In deze zaak heeft de Rechtbank Rotterdam op 23 december 2022 uitspraak gedaan over het recht op een uitkering op grond van de Werkloosheidwet (WW) voor eiseres, die haar arbeidsovereenkomst voor bepaalde tijd had beëindigd. Eiseres had een arbeidsovereenkomst voor bepaalde tijd als administratief boekhoudkundig medewerkster en/of schaderegelaar, die eindigde op 1 december 2021. In de beëindigingsovereenkomst was een tussentijds opzegbeding opgenomen, maar de rechtbank oordeelde dat dit niet voldeed aan de eisen van artikel 19, vierde lid, van de WW, dat vereist dat een tussentijds opzegbeding in de arbeidsovereenkomst zelf moet zijn opgenomen.
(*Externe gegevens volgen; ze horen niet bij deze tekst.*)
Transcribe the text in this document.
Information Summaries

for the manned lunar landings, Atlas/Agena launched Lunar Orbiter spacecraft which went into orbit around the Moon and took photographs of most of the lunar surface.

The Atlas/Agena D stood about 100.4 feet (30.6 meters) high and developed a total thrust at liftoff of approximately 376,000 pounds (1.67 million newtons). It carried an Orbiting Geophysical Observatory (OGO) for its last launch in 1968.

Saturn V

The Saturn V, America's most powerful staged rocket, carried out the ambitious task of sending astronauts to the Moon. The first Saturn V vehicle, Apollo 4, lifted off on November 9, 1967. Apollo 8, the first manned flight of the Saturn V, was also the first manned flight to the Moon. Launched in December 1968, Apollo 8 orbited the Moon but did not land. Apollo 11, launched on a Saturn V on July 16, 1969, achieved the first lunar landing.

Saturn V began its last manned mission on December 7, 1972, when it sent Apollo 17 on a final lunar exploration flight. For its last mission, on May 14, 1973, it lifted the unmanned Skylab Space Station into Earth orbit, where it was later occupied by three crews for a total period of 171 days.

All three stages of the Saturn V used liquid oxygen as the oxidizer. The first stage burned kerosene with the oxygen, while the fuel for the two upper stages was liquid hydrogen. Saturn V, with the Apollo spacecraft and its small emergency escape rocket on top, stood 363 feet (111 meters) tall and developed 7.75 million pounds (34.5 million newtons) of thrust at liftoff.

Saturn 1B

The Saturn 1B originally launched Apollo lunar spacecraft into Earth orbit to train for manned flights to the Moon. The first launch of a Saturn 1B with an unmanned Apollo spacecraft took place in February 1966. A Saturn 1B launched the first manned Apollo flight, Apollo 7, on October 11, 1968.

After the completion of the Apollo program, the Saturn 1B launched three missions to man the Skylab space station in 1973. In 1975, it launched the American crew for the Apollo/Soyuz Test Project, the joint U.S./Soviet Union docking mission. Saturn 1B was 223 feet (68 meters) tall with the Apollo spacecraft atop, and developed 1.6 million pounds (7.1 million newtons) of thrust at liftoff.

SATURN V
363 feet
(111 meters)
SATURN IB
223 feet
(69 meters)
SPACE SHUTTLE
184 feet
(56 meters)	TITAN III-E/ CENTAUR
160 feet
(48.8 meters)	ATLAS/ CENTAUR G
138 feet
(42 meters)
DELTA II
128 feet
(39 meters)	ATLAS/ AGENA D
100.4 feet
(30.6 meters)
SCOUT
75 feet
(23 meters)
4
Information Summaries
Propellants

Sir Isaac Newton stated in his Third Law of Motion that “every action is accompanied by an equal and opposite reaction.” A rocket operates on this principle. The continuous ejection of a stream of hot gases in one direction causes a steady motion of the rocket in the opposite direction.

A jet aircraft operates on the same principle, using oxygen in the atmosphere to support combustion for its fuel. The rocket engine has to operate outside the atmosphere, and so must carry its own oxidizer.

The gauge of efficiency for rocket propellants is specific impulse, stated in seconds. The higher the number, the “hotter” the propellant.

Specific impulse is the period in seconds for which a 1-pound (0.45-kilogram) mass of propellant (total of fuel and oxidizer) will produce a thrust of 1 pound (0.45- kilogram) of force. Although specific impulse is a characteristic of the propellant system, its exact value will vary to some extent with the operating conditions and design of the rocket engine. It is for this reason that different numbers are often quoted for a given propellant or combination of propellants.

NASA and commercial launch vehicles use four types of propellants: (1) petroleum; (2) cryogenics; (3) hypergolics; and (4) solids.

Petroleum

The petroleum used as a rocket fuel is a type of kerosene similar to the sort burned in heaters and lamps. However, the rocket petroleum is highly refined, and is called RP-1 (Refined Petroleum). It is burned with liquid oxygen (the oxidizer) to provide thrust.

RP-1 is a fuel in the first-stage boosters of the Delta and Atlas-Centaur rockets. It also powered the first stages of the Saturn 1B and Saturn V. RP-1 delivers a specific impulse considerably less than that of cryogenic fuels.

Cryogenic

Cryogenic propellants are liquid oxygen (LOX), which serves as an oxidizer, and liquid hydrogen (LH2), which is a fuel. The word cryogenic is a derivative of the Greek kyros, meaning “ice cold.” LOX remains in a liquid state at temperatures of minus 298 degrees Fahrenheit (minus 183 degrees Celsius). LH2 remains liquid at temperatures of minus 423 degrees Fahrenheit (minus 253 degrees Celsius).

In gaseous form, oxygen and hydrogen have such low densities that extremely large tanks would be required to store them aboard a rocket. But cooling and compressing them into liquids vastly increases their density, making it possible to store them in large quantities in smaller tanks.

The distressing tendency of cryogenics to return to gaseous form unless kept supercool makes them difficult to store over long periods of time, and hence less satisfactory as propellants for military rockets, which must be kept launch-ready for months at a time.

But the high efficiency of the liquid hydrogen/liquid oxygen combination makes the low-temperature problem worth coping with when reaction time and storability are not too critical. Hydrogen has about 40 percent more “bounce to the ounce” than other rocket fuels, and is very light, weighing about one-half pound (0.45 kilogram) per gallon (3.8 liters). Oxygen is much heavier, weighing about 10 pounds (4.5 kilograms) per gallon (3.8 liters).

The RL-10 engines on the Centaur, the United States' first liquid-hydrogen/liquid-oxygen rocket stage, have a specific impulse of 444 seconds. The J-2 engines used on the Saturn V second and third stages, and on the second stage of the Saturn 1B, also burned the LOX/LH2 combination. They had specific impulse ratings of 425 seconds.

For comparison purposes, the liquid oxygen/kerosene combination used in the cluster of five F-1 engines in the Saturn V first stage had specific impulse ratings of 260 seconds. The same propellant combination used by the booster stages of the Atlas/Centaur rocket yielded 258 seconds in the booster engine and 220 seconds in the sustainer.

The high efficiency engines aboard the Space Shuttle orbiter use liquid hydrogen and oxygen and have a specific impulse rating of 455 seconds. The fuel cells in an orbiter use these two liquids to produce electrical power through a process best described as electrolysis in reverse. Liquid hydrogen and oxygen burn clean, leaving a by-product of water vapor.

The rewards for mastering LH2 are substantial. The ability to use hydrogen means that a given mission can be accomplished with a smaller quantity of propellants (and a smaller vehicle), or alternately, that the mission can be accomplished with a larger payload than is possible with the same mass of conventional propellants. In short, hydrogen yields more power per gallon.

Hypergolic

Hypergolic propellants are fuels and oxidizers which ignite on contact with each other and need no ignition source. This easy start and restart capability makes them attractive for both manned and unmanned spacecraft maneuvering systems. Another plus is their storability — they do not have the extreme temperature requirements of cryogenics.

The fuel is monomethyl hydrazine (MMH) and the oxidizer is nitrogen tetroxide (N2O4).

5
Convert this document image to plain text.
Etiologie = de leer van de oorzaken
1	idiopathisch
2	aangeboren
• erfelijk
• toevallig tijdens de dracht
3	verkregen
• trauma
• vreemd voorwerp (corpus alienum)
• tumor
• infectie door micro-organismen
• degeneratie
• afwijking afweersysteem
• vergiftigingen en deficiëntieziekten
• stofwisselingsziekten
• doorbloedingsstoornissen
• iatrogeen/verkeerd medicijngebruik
Eiseres had op 25 november 2021 een WW-uitkering aangevraagd, maar het UWV had vastgesteld dat zij tot en met 31 augustus 2022 geen recht had op een uitkering. Eiseres voerde aan dat het tussentijdse opzegbeding in de beëindigingsovereenkomst de arbeidsovereenkomst had gewijzigd, maar de rechtbank verwierp dit argument. De rechtbank benadrukte dat de tekst van artikel 19, vierde lid, van de WW duidelijk is en geen ruimte laat voor een andere uitleg. De rechtbank verwees ook naar eerdere uitspraken van de Centrale Raad van Beroep ter ondersteuning van haar oordeel.
Uiteindelijk concludeerde de rechtbank dat het UWV terecht had vastgesteld dat eiseres geen recht had op een WW-uitkering en verklaarde het beroep ongegrond. De uitspraak werd gedaan door een meervoudige kamer, bestaande uit de voorzitter en twee leden, en is openbaar gemaakt op dezelfde datum.